Experts disagree on North Korea's current nuclear stockpile, with some saying Pyongyang has between fifteen and twenty nuclear weapons, and others who base their information on US intelligence data claiming that the number is somewhere between thirty and sixty bombs. But there is no doubt the country has developed much more powerful bomb-making technology only very recently.
From the October 2006 nuclear test under Kim Jong-il's leadership to the September 2017 detonation of a purported hydrogen bomb under Kim Jong-un, nuclear explosions in the Democratic People's Republic of Korea (DPRK) have consistently grown in power. Having analyzed seismic activity following the September 3, 2017 explosion, observers concluded it may have exceeded one hundred kilotons, significantly surpassing the sixteen-kiloton yield of the US bomb dropped on Hiroshima in 1945.
According to Defense One, analysts estimate the new Hwasong-15 ICBM tested in November to have a potential range of 8000 miles and the capability to reach anywhere on the US mainland, if fired on a flatter trajectory.
The nuclear payload that the ICBM developed by Pyongyang could carry is debatable. A confidential US intelligence assessment from July 2017 reportedly found that the regime has developed the technology to miniaturize a nuclear warhead to fit its ballistic missiles.
"We're going to have to learn to live with North Korea's ability to target the United States with nuclear weapons," said Jeffrey Lewis of the Middlebury Institute of Strategic Studies, cited by Defense One.
The pace of both the country's nuclear and missile tests has also intensified, with more than eighty missile tests carried out under Kim Jong-un's regime, in addition to four nuclear tests.
However, the accuracy of North Korea's ballistic missiles remains unknown. Some analysts have said the missiles rely on outdated guidance systems and are typically inaccurate, but some defectors and experts claim that the DPRK has begun using GPS guidance.

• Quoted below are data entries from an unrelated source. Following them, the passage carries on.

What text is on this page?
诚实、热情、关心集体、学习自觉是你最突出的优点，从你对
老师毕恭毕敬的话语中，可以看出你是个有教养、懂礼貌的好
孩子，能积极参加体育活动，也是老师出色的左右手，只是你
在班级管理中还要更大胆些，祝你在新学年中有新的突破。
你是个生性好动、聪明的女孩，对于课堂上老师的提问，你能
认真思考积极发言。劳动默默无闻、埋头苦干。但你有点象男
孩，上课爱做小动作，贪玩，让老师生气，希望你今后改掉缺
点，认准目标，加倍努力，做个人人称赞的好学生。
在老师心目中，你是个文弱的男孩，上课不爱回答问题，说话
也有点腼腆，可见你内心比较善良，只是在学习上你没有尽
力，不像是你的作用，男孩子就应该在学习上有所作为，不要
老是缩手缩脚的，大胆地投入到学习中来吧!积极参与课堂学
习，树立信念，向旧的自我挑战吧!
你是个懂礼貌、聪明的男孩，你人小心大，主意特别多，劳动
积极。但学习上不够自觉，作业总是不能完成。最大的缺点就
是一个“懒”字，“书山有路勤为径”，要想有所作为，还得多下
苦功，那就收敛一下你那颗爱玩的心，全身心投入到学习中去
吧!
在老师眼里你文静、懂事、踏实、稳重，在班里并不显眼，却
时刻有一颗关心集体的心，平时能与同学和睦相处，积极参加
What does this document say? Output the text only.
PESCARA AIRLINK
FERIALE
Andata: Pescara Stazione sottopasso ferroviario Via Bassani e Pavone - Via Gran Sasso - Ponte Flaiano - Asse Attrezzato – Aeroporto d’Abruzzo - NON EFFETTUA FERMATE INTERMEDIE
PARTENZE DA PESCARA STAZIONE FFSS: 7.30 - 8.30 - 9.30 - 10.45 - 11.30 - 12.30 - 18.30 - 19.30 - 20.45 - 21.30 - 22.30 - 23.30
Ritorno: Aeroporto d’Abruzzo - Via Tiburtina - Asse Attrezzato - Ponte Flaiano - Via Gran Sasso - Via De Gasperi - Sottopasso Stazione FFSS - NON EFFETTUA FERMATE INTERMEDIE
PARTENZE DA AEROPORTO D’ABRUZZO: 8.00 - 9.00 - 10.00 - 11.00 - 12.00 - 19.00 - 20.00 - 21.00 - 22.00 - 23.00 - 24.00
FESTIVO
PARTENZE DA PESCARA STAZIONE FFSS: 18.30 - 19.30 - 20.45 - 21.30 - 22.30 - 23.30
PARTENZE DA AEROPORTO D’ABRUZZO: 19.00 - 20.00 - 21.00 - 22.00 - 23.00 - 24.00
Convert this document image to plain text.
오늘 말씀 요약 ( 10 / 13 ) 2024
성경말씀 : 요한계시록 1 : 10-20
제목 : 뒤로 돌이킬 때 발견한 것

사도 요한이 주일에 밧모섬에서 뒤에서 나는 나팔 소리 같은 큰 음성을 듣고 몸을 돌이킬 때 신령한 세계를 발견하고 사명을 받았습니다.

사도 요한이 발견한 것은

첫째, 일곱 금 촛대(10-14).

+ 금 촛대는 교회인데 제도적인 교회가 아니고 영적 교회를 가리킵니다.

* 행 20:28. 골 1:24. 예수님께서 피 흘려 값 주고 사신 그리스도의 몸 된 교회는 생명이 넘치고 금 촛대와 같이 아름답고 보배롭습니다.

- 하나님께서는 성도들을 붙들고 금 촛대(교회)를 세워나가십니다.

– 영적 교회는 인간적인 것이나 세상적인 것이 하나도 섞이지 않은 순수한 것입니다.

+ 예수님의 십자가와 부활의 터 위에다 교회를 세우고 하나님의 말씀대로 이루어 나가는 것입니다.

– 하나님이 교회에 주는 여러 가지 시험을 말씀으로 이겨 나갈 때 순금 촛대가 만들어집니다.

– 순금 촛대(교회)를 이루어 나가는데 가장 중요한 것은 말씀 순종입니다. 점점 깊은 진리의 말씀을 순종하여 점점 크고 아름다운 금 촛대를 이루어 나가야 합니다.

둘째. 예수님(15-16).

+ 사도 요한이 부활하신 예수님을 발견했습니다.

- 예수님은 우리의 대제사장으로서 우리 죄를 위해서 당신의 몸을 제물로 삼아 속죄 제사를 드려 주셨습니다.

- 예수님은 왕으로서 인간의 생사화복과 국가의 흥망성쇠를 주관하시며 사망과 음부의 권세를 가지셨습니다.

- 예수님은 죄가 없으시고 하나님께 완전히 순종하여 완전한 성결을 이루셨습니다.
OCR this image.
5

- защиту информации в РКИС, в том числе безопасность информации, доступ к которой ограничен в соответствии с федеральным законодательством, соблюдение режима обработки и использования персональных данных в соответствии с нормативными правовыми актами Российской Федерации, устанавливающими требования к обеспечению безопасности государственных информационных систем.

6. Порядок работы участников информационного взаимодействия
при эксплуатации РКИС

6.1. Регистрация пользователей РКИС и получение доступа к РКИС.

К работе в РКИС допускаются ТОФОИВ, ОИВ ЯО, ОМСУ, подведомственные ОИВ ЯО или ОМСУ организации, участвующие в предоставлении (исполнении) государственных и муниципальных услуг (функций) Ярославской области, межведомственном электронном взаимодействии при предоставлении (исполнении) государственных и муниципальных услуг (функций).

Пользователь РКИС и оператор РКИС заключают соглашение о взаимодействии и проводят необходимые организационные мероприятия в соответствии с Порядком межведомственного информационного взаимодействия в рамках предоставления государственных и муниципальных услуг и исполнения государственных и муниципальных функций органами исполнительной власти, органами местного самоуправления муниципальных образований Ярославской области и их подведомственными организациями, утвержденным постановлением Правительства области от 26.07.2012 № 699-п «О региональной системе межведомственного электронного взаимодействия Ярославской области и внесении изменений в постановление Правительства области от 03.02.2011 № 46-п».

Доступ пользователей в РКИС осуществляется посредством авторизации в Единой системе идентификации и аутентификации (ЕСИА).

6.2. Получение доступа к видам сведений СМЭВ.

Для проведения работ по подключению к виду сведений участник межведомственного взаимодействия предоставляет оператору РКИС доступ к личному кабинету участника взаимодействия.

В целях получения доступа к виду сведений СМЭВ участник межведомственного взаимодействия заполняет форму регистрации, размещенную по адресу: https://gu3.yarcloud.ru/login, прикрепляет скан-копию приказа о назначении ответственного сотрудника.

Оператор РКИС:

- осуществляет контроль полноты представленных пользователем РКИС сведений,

In the hopes of changing Pyongyang's aggressive attitude, the UN Security Council has steadily toughened sanctions against the regime, first imposed after North Korea's withdrawal from the Nuclear Nonproliferation Treaty (NPT) in 2003 and its subsequent nuclear test in 2006. The measures include a ban on the sale of materials and technology that would bolster North Korea's ballistic missile and nuclear weapons programs.
The North is believed to have an arsenal of chemical weapons (a stockpile of 2,500-5,000 tons of chemical weapons, including sulfur, mustard, chlorine, phosgene, sarin, and VX nerve agents) as well as biological weapons, in spite of becoming a party to the 1987 Biological Weapons Convention, a treaty banning the production, development, stockpiling, and attempts to acquire biological weapons.
As for conventional military capabilities, the DPRK ranks fourth among the world's largest militaries, with over 1.1 million personnel in its armed forces (nearly 5 percent of the nation's population). The North Korean military is said to have more than 1,300 aircraft, nearly 300 helicopters, 430 combatant vessels, 250 amphibious vessels, 70 submarines, 4,300 tanks, 2,500 armored vehicles, and 5,500 multiple-rocket launchers, according to a 2015 US Department of Defense report and a 2016 South Korean Ministry of National Defense report.
Although defense experts note that Pyongyang operates with aging equipment and technology, it still poses a serious threat to its southern neighbor. Defense One cites US Secretary of Defense James Mattis as saying that war on the Korean peninsula would be "catastrophic" and that North Korea is "the most urgent and dangerous threat to peace and security."
The military plays a central role in North Korea's political affairs, with the North Korean leadership believing that boosting its might is the only way to protect the regime from hostile external forces.